Judges must be elected from among persons of high moral character, who possess the qualifications required in their respective countries for appointment to the highest judicial offices, or are jurisconsults of recognized competence in international law.
The Court may not include more than one national of the same State. Moreover, the Court as a whole must represent the main forms of civilization and the principal legal systems of the world.
In practice this principle has found expression in the distribution of membership of the Court among the principal regions of the globe. Today this distribution is as follows: Africa 3, Latin America and the Caribbean 2, Asia 3, Western Europe and other States 5, Eastern Europe 2, which corresponds to that of membership of the Security Council. Although there is no entitlement to membership on the part of any country, the Court has always included judges of the nationality of the permanent members of the Security Council.
Once elected, a Member of the Court is a delegate neither of the government of his own country nor of that of any other State. Unlike most other organs of international organizations, the Court is not composed of representatives of governments. Members of the Court are independent judges whose first task, before taking up their duties, is to make a solemn declaration in open court that they will exercise their powers impartially and conscientiously.
In order to guarantee his or her independence, no Member of the Court can be dismissed unless, in the unanimous opinion of the other Members, he/she no longer fulfils the required conditions. This has in fact never happened.
No Member of the Court may engage in any other occupation during his/her term. He/she is not allowed to exercise any political or administrative function, nor to act as agent, counsel or advocate in any case. Any doubts with regard to this question are settled by decision of the Court.

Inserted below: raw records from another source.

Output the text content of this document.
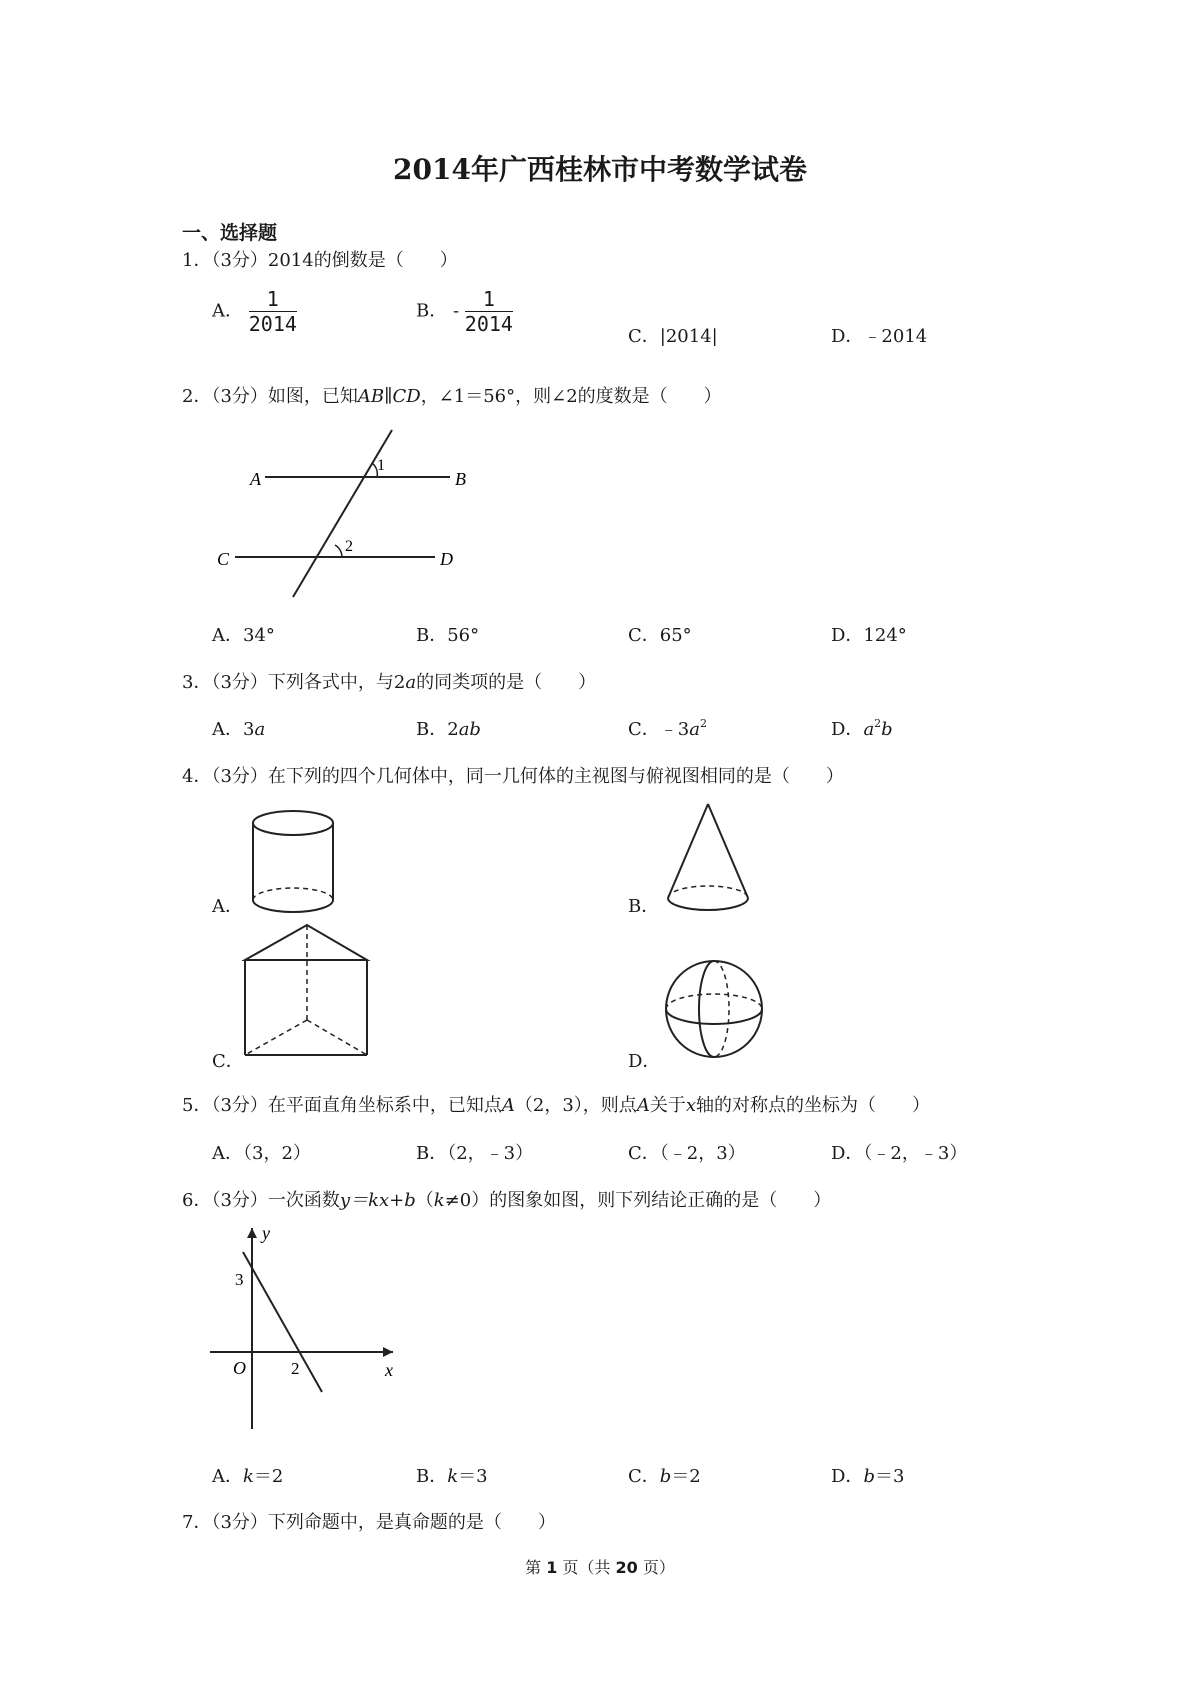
2014年广西桂林市中考数学试卷
一、选择题
1．（3分）2014的倒数是（　　）
A． $\frac{1}{2014}$	B． - $\frac{1}{2014}$
C．|2014|	D．﹣2014
2．（3分）如图，已知AB∥CD，∠1＝56°，则∠2的度数是（　　）
A	B
C	D
1
2
A．34°	B．56°	C．65°	D．124°
3．（3分）下列各式中，与2a的同类项的是（　　）
A．3a	B．2ab	C．$﹣3a^2$	D．$a^2b$
4．（3分）在下列的四个几何体中，同一几何体的主视图与俯视图相同的是（　　）
A．	B．
C．	D．
5．（3分）在平面直角坐标系中，已知点A（2，3），则点A关于x轴的对称点的坐标为（　　）
A．（3，2）	B．（2，﹣3）	C．（﹣2，3）	D．（﹣2，﹣3）
6．（3分）一次函数y＝kx+b（k≠0）的图象如图，则下列结论正确的是（　　）
y
x
O
3
2
A．k＝2	B．k＝3	C．b＝2	D．b＝3
7．（3分）下列命题中，是真命题的是（　　）
第 1 页（共 20 页）
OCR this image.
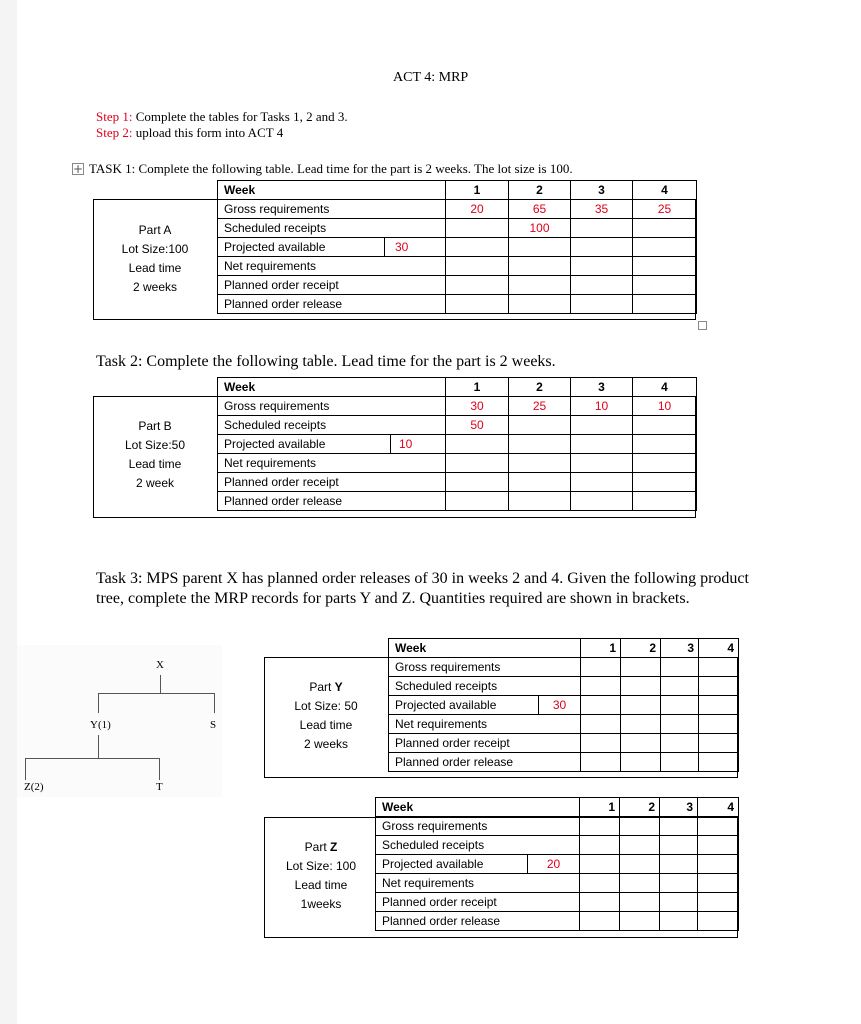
ACT 4: MRP
Step 1: Complete the tables for Tasks 1, 2 and 3.
Step 2: upload this form into ACT 4
+ TASK 1: Complete the following table. Lead time for the part is 2 weeks. The lot size is 100.
Part A
Lot Size:100
Lead time
2 weeks
Week		1	2	3	4
Gross requirements		20	65	35	25
Scheduled receipts			100		
Projected available	30				
Net requirements					
Planned order receipt					
Planned order release					
Task 2: Complete the following table. Lead time for the part is 2 weeks.
Part B
Lot Size:50
Lead time
2 week
Week		1	2	3	4
Gross requirements		30	25	10	10
Scheduled receipts		50			
Projected available	10				
Net requirements					
Planned order receipt					
Planned order release					
Task 3: MPS parent X has planned order releases of 30 in weeks 2 and 4. Given the following product tree, complete the MRP records for parts Y and Z. Quantities required are shown in brackets.
X
Y(1)	S
Z(2)	T
Part Y
Lot Size: 50
Lead time
2 weeks
Week		1	2	3	4
Gross requirements					
Scheduled receipts					
Projected available	30				
Net requirements					
Planned order receipt					
Planned order release					
Part Z
Lot Size: 100
Lead time
1weeks
Week		1	2	3	4
Gross requirements					
Scheduled receipts					
Projected available	20				
Net requirements					
Planned order receipt					
Planned order release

A Member of the Court, when engaged on the business of the Court, enjoys privileges and immunities comparable with those of the head of a diplomatic mission. In The Hague, the President takes precedence over the doyen of the diplomatic corps, after which precedence alternates between judges and ambassadors. Each Member of the Court receives an annual salary consisting of a base salary (which for 2010 amounts to US$166,596) and post adjustment, with a special supplementary allowance of US$15,000 for the President. The post adjustment multiplier changes every month and is dependent on the UN exchange rate between the US Dollar and the Euro. On leaving the Court, they receive annual pensions which, after a nine-year term of office, amount to 50 per cent of the annual base salary.
Although the Court is deemed to be permanently in session, only its President is obliged to reside in The Hague. However, the other Members of the Court are required to be permanently at its disposal except during judicial vacations or leave of absence, or when they are prevented from attending by illness or other serious reasons. In practice, the majority of Court Members reside in The Hague and all will normally spend the greater part of the year there.